Tony Montana’s famous quote from Scarface couldn’t be more relevant to the industry from which it came – without significant funding the majority of films stand little chance of success. But despite the success of high budget productions, such as Deadpool, these are in a minority. For example, only 7% of British films make a profit. Businesses cannot afford such gung-ho odds.
For businesses, intelligent financial planning and forecasting is vital, maximising the potential of working capital and boosting the bottom line. Managing your financial resources and capital effectively requires accuracy and speed, two qualities that are seldom linked to the legacy software and spreadsheets currently used for the task across many organisations. Cloud analytics tools provide both attributes, avoiding much of the human error of manual input through automation and programming, while operating in real time allows organisations to see how they are performing now, and act with the latest information – not according to last quarter’s figures.
Money is the foundation but it is far from the only resource that makes a movie.

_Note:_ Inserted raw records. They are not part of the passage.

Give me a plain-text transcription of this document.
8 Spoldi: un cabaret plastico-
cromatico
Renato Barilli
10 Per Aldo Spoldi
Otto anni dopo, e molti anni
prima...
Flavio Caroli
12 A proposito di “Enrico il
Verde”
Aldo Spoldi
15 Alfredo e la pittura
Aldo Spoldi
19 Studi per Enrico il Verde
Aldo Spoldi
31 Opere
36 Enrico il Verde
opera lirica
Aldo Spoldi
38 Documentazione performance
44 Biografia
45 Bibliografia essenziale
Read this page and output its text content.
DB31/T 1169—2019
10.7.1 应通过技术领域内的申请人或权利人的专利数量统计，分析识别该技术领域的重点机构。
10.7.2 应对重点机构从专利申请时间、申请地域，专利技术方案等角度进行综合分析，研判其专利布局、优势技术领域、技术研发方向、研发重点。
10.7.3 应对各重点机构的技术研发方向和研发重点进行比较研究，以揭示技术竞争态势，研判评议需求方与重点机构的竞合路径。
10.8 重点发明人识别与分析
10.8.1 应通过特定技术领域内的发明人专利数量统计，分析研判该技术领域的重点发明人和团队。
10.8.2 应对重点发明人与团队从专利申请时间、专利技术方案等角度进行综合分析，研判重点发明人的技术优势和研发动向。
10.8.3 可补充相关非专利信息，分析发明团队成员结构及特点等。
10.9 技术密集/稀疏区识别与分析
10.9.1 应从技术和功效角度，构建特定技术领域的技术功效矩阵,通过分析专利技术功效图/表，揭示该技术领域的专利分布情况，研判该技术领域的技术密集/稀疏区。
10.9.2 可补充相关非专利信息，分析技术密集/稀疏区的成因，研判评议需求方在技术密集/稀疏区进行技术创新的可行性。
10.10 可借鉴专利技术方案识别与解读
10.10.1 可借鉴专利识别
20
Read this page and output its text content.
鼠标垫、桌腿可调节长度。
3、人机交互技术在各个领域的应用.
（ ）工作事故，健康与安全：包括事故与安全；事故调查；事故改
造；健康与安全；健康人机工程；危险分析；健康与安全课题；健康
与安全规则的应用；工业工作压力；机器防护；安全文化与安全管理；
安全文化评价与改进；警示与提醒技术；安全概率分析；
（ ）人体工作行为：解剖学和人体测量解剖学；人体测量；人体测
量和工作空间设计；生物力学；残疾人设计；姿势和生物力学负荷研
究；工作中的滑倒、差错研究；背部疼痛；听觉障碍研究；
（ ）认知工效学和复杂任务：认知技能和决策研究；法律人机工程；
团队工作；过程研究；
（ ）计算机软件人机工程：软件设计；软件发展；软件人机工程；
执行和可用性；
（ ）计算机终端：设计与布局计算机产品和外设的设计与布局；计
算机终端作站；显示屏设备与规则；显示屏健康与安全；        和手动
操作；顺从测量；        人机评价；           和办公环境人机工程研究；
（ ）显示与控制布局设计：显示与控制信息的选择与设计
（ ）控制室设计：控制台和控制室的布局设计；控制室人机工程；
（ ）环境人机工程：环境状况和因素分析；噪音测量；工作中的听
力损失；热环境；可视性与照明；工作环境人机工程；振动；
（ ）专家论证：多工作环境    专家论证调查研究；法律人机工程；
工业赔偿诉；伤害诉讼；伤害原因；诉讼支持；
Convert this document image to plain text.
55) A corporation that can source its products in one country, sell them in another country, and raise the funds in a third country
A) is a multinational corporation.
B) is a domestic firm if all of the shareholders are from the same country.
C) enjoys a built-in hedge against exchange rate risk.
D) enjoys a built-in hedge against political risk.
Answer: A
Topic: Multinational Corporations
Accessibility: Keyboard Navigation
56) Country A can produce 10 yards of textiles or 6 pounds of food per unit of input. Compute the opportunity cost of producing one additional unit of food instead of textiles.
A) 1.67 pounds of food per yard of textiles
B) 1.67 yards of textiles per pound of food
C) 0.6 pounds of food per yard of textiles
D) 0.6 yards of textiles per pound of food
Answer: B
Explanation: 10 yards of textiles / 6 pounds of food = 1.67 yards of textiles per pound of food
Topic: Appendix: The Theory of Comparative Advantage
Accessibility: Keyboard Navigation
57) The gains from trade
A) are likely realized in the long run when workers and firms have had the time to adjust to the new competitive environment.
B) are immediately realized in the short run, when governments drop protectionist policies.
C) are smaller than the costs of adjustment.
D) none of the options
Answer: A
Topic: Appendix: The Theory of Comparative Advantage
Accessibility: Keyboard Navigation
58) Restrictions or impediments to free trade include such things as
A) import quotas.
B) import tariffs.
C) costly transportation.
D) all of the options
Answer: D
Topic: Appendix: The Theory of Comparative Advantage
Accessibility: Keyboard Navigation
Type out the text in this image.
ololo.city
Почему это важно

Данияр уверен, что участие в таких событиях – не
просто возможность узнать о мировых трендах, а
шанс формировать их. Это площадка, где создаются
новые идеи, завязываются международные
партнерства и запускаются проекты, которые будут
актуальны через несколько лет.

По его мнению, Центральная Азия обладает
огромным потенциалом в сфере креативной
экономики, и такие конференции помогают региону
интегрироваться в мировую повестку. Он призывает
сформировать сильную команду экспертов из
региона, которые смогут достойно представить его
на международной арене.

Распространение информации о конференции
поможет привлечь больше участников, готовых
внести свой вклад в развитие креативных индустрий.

On- and off-set, the number of cast and crew working on a Hollywood blockbuster can number into the thousands. From the runners to the director, efficiency is everything. If the actors turn up on a set that’s not ready because the production preparation is not finished, that idle time can prove incredibly costly. From running costs on location, to equipment and labour costs, effective management of the workforce is central to delivering a film on time and on budget – a target that is famously missed all too often in this industry.
For businesses, people are both the greatest expense and the greatest asset. Effective management of this boils down to a combination of being able to rapidly model staff costs and accurately forecast staff requirements over long periods, while simultaneous having the agility to rapidly respond to regional spikes in demand. Tools that enhance this flexibility allow you to identify the need first and respond ahead of your competitors.
As the curtain is raised on the Oscars award ceremony, the business world can look to the global movie industry for inspiration in taking on the future challenges of a volatile world. As with a movie, it’s all in the planning, making sure you are ready to take on any scenario, and that you have the agility to shift resources rapidly to respond to unexpected situations.